This question is about the interpretation of quantum theory (QT). The most popular interpretation at the moment is Everett's Many Worlds model and this will be used here.
According to QT a particle is present as a wavefunction until it experiences an interaction. A wavefunction can be used to calculate the probability of finding a particle in a particular state (position, momentum etc)**.
Suppose we have a state that can have the values A or B, the wavefunction can be used to calculate the probability of state A or state B at a particular place. According to QT the particle is in state A or B OR in a superposition of A and B (see Qubit ). When the particle experiences an interaction with the environment, such as a measurement, it is measured as being either A or B.
What do we think happens when the measurement is made? According to the Many Worlds interpretation if we measure the particle to have state A this state becomes part of our universe and state B is then lost to another universe.
Quantum wavefunctions can describe bodies of any size. There is even a wavefunction for the universe. Quantum entanglement occurs when a particle becomes a member of a group of particles that exchange information (interact) profusely so that the individual particle can no longer be described by a wavefunction over a meaningful period of time. Instead there is a wavefunction for the whole group. So long as the group is isolated from other groups the wavefunction of the group provides an accurate description of its states.
Suppose we measure a property of an entangled group such as position. At the moment of measurement the group becomes part of our own quantum entangled group and all the other possible positions of the measured group disappear into other universes. If the group we are measuring is large then a whole volume of space is affected instantaneously. We are selecting a particular state of an object from other states. Those states are already there in space as a quantum superposition so we are not shifting an object from one place to another.

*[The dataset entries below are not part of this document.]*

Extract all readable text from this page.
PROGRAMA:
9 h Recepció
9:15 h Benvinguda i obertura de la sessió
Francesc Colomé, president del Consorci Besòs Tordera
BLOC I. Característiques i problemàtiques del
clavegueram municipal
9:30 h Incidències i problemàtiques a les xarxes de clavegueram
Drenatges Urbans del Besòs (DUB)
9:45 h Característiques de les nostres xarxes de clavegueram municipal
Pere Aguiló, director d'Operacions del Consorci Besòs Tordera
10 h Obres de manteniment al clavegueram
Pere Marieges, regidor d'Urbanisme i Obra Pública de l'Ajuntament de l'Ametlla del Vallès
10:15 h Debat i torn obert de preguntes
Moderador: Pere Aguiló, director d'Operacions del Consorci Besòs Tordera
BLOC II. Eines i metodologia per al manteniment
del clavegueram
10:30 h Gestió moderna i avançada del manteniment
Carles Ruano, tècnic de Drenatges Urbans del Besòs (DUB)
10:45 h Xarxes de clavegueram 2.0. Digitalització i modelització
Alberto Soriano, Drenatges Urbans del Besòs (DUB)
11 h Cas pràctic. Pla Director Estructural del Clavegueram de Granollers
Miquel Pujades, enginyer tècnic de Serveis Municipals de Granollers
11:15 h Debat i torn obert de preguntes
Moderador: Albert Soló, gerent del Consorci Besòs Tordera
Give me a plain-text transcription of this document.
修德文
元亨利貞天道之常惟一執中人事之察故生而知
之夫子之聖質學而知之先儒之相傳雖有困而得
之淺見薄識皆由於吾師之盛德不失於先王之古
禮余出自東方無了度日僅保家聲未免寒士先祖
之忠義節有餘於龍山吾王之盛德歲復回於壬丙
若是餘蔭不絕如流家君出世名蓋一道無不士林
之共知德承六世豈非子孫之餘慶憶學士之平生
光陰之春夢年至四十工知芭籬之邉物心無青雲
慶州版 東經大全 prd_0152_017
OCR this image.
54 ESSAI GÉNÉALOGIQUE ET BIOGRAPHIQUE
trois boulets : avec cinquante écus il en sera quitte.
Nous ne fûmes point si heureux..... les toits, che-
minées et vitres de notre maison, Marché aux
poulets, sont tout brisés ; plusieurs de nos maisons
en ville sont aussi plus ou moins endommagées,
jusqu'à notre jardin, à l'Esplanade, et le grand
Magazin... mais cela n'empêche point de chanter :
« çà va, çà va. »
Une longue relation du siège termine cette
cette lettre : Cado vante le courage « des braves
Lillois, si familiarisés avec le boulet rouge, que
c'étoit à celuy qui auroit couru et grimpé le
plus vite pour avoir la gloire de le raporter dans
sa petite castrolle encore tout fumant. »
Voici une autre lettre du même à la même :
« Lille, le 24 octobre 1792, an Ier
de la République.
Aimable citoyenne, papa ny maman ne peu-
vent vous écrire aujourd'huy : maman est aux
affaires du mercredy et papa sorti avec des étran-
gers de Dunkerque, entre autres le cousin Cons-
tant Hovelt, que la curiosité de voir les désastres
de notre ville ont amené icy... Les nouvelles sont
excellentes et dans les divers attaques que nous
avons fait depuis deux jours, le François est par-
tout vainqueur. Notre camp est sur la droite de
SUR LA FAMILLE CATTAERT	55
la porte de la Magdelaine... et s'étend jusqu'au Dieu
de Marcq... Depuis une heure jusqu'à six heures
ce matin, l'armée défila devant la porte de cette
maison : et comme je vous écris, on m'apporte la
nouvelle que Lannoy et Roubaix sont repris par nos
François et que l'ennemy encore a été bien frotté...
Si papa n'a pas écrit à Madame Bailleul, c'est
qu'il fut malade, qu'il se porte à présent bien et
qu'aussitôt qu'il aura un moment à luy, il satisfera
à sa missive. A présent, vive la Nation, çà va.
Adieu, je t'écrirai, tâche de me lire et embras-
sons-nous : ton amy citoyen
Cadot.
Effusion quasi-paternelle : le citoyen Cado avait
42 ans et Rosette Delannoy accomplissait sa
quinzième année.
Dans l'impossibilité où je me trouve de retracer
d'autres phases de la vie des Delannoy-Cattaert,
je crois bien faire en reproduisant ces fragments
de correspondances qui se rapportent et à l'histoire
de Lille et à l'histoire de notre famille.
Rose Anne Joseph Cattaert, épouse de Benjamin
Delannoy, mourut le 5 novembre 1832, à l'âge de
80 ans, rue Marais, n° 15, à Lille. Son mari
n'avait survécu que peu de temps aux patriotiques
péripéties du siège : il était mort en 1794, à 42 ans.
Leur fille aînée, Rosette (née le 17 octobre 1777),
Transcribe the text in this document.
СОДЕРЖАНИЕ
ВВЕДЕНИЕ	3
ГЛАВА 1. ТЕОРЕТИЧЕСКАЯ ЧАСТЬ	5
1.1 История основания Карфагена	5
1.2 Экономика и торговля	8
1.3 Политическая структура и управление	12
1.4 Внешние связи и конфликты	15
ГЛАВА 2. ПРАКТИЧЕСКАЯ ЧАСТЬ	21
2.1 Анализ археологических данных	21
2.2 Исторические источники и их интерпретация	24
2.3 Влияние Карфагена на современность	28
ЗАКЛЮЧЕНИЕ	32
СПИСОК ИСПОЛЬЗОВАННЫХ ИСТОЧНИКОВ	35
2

In the case of a group of two entangled particles they continue to be described by a single wavefunction until either interacts with another group or the environment (the group of particles of which we are a part). A measurement of one of a pair of entangled photons will immediately select the value of the wavefunction for the other particle that is consistent with this measurement. All the superposed states of the photon group disappear into other universes of particles and we select just one set of states.
Why doesn't it take time for a selection of a particular state of a group to be expressed at a distant point? This is the same question as why doesn't it take time for the rear of a planet to be created after we first observe the front of it. It was always there. After creating an entangled pair of photons, letting them fly off to different places and then making a measurement on one, the complementary state was present at the position of the other photon along with all the other possible states. However, only the complementary state becomes part of our entangled environment once it is selected. The other states are lost to observation. We only observe our own entangled group (our environment) that now contains a particular state of a photon. There are other versions of us for whom this is not the case but we cannot observe them.
That is my understanding of the Many Worlds interpretation, there are other ways of looking at the problem. I am not convinced by any of the interpretations on offer including Many Worlds.
** strictly the wavefunction describes the "amplitude" for a particle to have a state but this is directly related to probability.
PS: Notice that the interpretation is compatible with special relativity. Our own entangled group becomes another group the moment a measurement causes another member to be incorporated. Our entire universe changes and SR applies within this changed universe.